Dealing with dicts in doctest

Cameron Simpson cs at cskk.id.au
Thu Jul 5 22:24:12 EDT 2018


On 06Jul2018 01:43, Steven D'Aprano <steve+comp.lang.python at pearwood.info> wrote:
>On Fri, 06 Jul 2018 09:31:50 +1000, Cameron Simpson wrote:
>> On 05Jul2018 17:57, Steven D'Aprano <steve+comp.lang.python at pearwood.info> 
>> wrote:
>>>I have three ways of dealing with this.
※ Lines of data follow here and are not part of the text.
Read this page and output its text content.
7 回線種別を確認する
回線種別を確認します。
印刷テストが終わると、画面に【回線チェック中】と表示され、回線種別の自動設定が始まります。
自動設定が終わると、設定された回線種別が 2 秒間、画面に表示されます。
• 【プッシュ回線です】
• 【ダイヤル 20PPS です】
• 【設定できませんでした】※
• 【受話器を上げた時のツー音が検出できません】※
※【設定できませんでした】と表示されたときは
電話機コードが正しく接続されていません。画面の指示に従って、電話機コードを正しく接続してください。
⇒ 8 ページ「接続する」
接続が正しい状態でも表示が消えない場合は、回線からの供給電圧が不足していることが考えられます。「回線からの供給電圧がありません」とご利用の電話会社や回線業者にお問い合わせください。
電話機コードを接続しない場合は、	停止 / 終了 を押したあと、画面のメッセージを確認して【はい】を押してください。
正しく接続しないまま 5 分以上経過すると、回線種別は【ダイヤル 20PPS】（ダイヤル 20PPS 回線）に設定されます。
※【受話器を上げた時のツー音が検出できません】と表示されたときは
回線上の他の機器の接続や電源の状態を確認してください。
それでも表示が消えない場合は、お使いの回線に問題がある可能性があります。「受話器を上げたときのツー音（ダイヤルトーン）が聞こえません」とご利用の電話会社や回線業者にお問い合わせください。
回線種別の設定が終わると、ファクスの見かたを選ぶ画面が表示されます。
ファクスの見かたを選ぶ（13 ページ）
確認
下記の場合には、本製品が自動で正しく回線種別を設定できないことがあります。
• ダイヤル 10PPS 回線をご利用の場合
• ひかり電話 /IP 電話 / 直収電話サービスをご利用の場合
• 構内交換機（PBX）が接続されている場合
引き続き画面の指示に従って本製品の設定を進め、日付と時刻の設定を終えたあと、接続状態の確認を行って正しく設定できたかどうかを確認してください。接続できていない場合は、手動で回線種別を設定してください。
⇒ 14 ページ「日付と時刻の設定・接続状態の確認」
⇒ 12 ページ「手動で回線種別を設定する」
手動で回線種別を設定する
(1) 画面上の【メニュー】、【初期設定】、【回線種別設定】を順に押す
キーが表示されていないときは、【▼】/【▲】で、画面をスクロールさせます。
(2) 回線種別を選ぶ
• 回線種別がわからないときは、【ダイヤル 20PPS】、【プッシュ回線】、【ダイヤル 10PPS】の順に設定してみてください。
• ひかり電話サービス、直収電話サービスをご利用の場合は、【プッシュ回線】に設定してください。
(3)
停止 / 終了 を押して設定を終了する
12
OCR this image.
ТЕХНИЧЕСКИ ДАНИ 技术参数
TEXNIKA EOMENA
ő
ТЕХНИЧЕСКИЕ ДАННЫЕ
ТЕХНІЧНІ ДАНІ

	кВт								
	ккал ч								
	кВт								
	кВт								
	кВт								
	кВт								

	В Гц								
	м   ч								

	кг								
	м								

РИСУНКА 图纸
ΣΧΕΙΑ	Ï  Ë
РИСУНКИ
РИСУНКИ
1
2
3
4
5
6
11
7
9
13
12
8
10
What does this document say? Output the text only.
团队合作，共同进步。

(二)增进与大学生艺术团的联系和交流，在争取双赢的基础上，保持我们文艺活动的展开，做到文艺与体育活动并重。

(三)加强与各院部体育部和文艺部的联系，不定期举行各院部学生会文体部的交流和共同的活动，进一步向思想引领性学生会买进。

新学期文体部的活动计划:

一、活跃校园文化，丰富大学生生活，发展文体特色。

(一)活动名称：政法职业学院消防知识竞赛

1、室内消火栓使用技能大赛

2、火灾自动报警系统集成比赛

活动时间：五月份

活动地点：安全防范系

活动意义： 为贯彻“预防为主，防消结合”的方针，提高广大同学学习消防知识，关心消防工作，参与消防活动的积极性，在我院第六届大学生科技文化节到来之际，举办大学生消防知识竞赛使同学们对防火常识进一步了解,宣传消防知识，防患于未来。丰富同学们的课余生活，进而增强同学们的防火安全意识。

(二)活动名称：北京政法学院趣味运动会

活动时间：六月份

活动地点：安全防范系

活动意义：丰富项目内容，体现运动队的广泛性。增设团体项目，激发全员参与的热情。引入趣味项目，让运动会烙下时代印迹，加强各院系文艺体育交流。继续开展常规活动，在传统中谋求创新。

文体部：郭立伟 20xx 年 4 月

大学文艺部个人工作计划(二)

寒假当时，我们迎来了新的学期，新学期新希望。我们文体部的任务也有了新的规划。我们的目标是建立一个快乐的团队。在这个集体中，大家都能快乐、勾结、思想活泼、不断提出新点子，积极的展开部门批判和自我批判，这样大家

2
Which do you prefer?
>>
>> Option 4:
>>
>>     >>> func(1) == {'a': 1, 'b': 2, 'c': 3}
>>     True
>
>Alas, in reality func takes anything up to six arguments, at least one of
>which will be a moderately long sequence requiring two lines:
>
>    >>> func([('a', 1), ('bb', 2), ('ccc', 4), ('dddd', 8)],
>    ...      ('eee', 16), ('ff', 32), ('g', 64)], ...
>
>and the output is similarly long. So making it a one-liner isn't
>generally practical.

If you're in Python 3 there's a DocTest.OutputChecker class. Maybe it's 
possible to subclass this in some doctest utility and use that to catch 
unsorted dicts?

I speak freely here, as one who hasn't tried this.

But I'm just starting with doctest myself, so I'm interested.